International crude oil prices entered 2025 slightly above $70 per barrel but have trended downward throughout the year, falling to around $59 at their lowest point and currently averaging about $60 per barrel. This is significantly below the $70–$80 price range that dominated much of 2023 and 2024, marking the weakest pricing environment since late 2021.
While falling prices have affected oil-producing countries globally, Ghana’s situation has been worsened by declining output. Unlike producers that have offset price declines with increased production, Ghana’s crude oil output has been on a steady downward trajectory.
Production peaked in 2019 at 71.4 million barrels but has fallen each year since. In 2024, total output dropped to about 48 million barrels. For 2025, the Public Interest and Accountability Committee projected production of 46.3 million barrels, though current trends suggest this target may not be met.
Earlier government ambitions to reach 500,000 barrels per day by 2024 have not materialised. Current production in 2025 averages roughly 126,994 barrels per day, far below expectations.

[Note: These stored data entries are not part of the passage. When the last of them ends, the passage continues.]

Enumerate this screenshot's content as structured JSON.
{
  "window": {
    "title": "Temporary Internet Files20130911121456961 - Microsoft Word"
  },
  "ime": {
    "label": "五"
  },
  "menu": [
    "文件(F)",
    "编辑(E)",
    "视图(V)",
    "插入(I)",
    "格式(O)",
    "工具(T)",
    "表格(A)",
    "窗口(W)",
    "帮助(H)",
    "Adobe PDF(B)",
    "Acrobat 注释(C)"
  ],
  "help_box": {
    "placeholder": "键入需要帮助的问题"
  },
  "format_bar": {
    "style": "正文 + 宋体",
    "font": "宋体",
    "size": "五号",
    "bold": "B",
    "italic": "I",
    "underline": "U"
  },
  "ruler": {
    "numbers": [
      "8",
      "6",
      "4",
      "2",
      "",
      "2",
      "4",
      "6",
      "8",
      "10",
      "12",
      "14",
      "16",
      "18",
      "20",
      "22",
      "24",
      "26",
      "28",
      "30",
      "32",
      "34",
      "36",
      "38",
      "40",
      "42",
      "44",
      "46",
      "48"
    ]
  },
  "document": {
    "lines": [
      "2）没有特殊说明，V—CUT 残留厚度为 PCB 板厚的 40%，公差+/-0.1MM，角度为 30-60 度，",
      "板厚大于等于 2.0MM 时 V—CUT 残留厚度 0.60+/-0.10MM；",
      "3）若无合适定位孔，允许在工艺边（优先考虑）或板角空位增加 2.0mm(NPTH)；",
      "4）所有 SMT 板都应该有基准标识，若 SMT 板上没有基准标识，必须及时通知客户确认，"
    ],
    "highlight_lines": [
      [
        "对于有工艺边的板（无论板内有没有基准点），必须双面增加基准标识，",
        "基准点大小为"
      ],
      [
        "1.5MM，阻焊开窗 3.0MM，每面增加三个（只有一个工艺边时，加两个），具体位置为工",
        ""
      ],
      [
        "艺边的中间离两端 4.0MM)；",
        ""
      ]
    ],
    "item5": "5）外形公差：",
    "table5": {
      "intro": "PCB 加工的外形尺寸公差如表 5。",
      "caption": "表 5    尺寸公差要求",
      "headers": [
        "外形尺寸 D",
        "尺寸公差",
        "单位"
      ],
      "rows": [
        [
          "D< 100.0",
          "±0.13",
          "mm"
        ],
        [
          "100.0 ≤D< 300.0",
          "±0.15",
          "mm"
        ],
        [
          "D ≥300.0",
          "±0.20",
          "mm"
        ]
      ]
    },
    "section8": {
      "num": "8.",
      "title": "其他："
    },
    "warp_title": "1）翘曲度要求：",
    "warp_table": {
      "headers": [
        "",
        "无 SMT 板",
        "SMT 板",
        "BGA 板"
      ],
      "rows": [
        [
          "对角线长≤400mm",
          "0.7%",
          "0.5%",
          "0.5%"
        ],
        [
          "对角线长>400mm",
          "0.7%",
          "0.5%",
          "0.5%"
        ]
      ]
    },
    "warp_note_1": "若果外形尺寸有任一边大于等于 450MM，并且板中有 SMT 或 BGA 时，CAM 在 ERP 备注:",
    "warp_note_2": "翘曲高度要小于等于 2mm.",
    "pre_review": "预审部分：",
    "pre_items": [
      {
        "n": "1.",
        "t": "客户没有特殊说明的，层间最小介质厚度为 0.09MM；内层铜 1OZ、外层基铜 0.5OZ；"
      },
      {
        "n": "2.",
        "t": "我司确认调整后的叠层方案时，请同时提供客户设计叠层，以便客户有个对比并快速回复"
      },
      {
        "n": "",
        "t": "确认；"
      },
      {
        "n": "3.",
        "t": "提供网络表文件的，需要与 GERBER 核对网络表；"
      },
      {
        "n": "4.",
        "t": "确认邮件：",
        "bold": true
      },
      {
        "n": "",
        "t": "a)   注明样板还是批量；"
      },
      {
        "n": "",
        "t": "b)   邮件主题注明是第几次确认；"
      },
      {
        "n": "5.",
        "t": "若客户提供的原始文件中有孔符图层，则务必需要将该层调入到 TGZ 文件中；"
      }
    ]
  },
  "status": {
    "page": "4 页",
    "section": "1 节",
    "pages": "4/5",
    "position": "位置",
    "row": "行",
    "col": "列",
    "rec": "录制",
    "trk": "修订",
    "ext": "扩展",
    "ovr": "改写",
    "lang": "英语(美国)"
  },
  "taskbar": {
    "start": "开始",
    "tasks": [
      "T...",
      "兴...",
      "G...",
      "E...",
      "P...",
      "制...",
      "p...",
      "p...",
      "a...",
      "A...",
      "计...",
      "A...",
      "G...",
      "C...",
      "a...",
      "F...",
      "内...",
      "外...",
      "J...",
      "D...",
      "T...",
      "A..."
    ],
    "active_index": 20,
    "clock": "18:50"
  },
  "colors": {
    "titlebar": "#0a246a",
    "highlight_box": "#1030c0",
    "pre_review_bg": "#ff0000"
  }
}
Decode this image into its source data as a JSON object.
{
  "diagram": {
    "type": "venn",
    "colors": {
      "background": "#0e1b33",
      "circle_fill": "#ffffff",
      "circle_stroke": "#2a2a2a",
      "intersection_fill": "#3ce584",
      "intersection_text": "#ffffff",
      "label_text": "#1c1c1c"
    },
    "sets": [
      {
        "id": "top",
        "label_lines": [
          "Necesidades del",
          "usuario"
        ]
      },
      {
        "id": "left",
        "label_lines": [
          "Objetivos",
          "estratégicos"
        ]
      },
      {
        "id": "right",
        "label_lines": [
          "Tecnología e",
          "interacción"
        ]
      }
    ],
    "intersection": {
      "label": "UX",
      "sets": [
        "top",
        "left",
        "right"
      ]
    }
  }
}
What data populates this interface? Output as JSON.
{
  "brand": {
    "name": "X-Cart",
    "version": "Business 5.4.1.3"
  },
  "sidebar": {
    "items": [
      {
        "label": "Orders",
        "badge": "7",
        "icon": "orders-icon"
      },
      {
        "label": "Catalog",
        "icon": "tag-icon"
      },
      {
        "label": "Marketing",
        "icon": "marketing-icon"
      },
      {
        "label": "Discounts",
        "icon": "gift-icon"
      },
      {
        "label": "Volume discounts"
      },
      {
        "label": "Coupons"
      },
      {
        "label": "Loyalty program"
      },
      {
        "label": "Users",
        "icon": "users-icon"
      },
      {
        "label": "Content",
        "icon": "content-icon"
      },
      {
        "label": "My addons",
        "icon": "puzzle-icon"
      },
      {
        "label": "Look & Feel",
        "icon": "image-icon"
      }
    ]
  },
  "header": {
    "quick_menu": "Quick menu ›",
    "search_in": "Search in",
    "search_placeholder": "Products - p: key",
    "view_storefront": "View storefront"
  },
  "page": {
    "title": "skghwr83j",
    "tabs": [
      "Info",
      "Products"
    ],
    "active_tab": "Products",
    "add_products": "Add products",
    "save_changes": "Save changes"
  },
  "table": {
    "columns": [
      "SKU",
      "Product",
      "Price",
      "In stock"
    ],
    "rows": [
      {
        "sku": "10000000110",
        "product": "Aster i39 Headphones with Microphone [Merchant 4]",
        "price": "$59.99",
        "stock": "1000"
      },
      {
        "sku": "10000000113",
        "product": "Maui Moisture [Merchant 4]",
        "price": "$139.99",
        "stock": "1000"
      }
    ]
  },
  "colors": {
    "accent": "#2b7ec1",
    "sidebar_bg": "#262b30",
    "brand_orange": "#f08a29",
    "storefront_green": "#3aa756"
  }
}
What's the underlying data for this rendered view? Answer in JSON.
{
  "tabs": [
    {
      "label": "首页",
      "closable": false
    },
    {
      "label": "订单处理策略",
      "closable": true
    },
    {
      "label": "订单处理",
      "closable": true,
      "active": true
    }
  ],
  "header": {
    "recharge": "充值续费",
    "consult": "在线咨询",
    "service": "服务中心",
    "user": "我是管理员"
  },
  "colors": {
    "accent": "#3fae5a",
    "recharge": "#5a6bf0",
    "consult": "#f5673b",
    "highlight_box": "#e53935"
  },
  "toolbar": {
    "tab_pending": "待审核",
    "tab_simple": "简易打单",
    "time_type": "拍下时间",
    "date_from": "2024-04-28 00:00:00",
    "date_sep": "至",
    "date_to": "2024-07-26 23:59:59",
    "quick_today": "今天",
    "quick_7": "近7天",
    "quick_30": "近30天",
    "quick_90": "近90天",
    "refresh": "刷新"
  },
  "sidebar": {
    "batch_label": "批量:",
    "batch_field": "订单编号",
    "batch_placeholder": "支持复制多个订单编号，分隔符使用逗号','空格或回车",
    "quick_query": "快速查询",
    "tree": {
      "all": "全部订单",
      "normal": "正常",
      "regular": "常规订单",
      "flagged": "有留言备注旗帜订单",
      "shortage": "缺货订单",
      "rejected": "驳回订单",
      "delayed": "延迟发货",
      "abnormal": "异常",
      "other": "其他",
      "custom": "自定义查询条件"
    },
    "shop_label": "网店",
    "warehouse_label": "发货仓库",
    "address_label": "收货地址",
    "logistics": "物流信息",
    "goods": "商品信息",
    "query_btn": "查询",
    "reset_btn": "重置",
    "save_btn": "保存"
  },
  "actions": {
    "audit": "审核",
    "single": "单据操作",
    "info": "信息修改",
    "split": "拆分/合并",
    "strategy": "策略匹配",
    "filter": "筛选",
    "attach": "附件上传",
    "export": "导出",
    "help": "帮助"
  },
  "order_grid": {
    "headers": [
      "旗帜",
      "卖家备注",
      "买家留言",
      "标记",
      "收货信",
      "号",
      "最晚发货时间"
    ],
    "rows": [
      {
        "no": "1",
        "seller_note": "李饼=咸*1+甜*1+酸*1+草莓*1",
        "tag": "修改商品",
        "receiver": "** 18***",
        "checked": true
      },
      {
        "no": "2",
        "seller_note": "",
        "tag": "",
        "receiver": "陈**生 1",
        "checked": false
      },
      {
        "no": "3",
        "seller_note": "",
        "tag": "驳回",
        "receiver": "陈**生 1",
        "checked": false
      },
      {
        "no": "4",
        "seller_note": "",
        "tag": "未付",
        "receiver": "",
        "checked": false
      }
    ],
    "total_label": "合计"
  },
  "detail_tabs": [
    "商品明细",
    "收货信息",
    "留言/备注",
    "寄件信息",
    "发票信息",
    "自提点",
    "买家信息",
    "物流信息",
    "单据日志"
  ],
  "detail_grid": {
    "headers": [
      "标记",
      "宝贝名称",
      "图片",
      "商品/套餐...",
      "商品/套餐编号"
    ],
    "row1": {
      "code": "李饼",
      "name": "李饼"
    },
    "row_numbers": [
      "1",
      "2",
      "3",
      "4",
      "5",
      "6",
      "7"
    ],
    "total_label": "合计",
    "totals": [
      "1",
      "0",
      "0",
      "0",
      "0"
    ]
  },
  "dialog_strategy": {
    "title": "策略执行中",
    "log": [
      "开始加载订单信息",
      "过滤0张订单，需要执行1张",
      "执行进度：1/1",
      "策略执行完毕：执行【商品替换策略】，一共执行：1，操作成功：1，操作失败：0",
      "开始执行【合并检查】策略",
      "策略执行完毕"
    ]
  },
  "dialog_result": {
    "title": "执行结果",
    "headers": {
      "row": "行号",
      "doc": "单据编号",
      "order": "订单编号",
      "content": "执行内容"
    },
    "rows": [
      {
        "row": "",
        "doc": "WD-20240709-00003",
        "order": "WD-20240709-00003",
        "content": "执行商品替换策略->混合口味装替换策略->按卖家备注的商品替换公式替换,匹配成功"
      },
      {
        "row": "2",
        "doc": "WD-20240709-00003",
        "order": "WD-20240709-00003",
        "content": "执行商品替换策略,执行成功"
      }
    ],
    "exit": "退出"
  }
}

Recent data highlight the slowdown. In the first half of 2025, Ghana produced 18.4 million barrels of oil, compared with 24.8 million barrels during the same period in 2024 a decline of nearly 26 per cent.
Government revenue from oil has fallen even more sharply. Receipts dropped by 56 per cent, declining from $840 million in the first half of 2024 to just $370 million in the corresponding period of 2025.

At the same time, Ghana’s petroleum import bill has increased. Imports of refined petroleum products rose by approximately $500 million within the first ten months of 2025 compared with the same period last year.
This translates into average monthly petroleum imports of about $430 million, up from roughly $390 million in 2024. The combination of shrinking export earnings and rising import costs has intensified pressure on the balance of payments and increased demand for foreign exchange.
Analysts say the challenges facing the petroleum sector are rooted in deeper structural issues. A lack of new petroleum agreements and policy uncertainty in the upstream industry have reduced investor confidence, limiting new exploration and production activity.
With no significant new wells coming on stream, output continues to decline, increasing Ghana’s reliance on imported refined petroleum products.
Experts argue that expanding domestic refining capacity could help curb imports and ease pressure on the cedi. Petroleum imports currently average about $400 million per month, and reducing this figure would significantly improve Ghana’s external position.
The Ghana Petroleum Hub initiative is expected to help position the country as a regional supplier of refined petroleum products, but progress will depend on consistent policy direction and sustained investment.
Without decisive reforms, Ghana risks remaining trapped between declining oil production, weak export earnings and rising import costs — turning oil into a growing economic vulnerability rather than a stabilising force.